Fraud Detection is a project trained using Machine Learning to identify online transactions. The model was trained using Supervised Learning Algorithms like Decision Tree and Logistic Regression since the dataset already had labeled data.The model was evaluated using key metrics like confusion matrix. The accuracy of both the algorithms was :Decision Tree Score: 99.94947 Logistic Regression Score 99.91363.
- Source : The dataset is imported from Kaggle.The dataset consists of records like type of transaction,original and new balance of customer and recipient. It also includes record of Fraud transactions and which are Flagged as Fraud.

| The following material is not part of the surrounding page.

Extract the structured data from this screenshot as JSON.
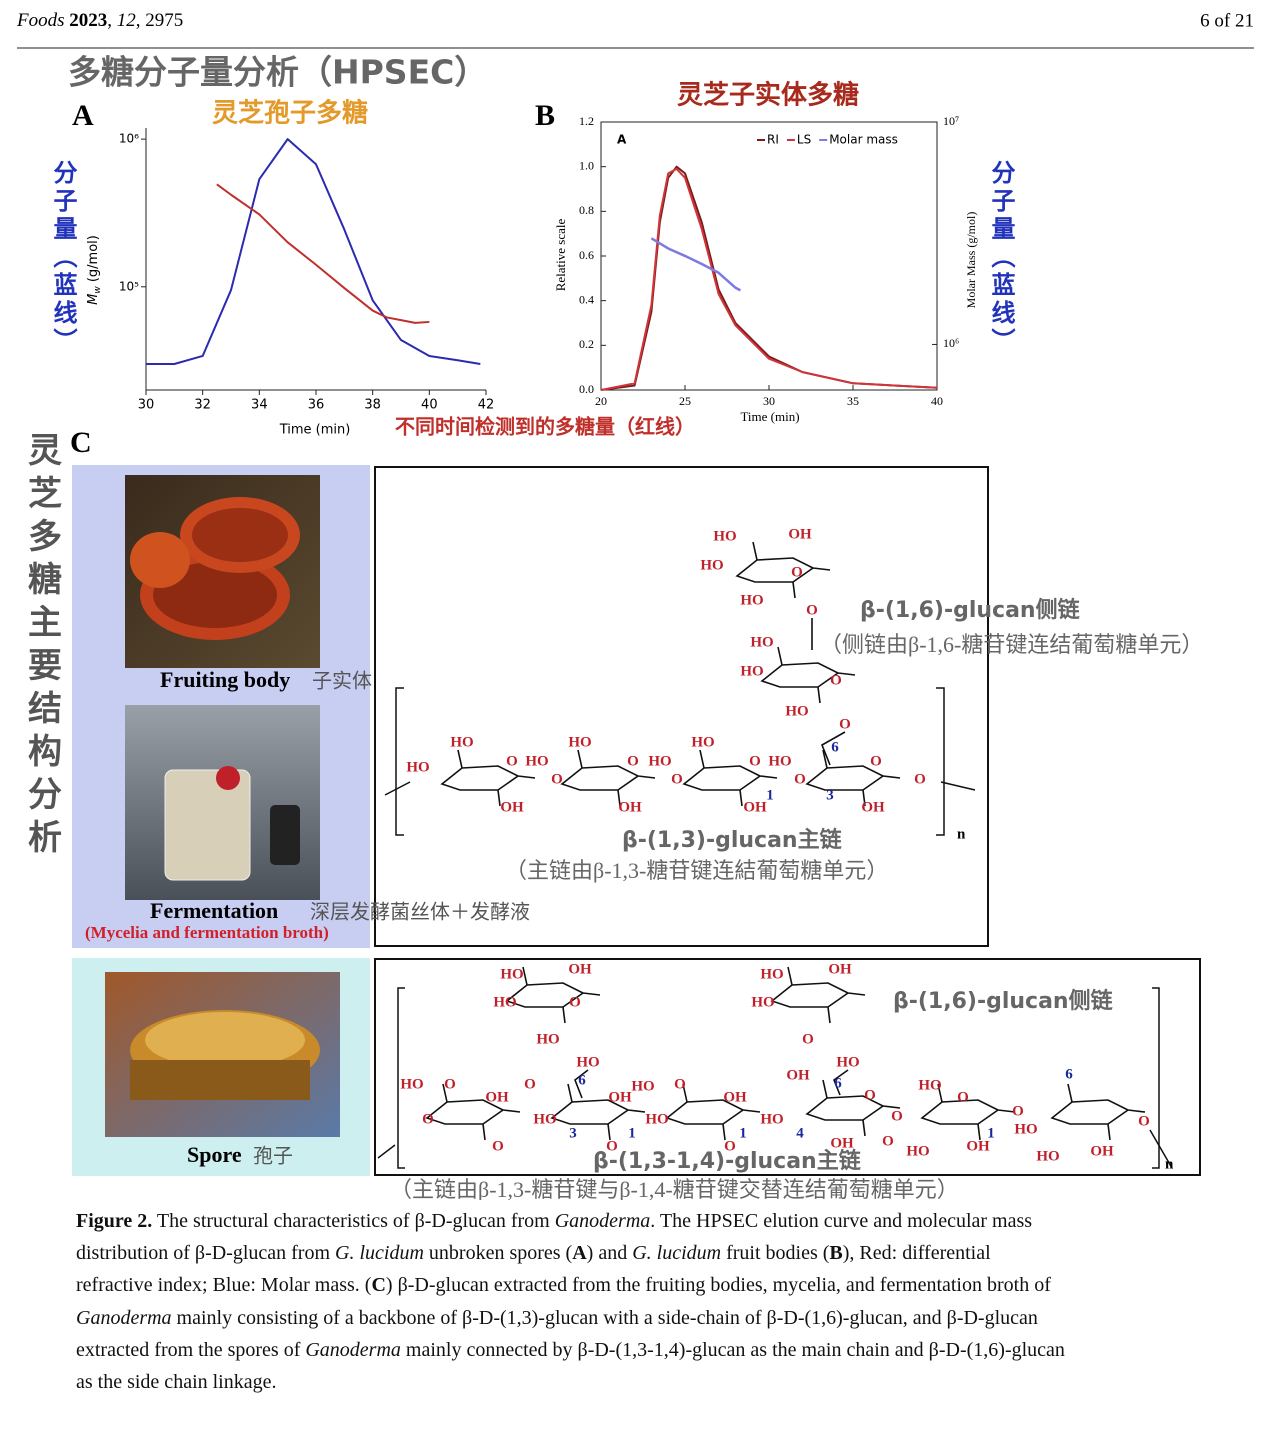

- Missing Values : Handled missing values by removing rows with incomplete data.
- Outliers Detection : Outliers were detected using InterQuartile Range (IQR). There were total of 338077 outliers in the data but removing outliers in this dataset may make the model bias.
- Feature Encoding : The records for type were categorical. Used Label Encoding to convert them into numeric data type.
- Feature Scaling : Standard Scalar was used to normalize features.
- Performed EDA to understand data and identify outliers. The bar chart for type of payment record showed more number of transactions with Cash-out as compare to Cash-in. Correlation Matrix demonstrated that oldBalanceOrign and newBalanceOrig were highly correlated.Plots such as count, box, and scatter gave information about the data by showing patterns and trends.
- Amount_origin and Amount_Dest features were created by calculating the difference between old and new balance at origin and destination accounts.
- Supervised Learning algorithms- Decision Tree and Logistic Regression were used to train.
- Logistic Regression: Trained with L2 regularization.
- Decision Tree : Fine- tuning was performed for hyperparameters like max_depth and min_samples_split.
- Confusion matrix was used to evaluate the performance of both models.
- Calculated accuracy, precision, recall and f1 score using classification_report.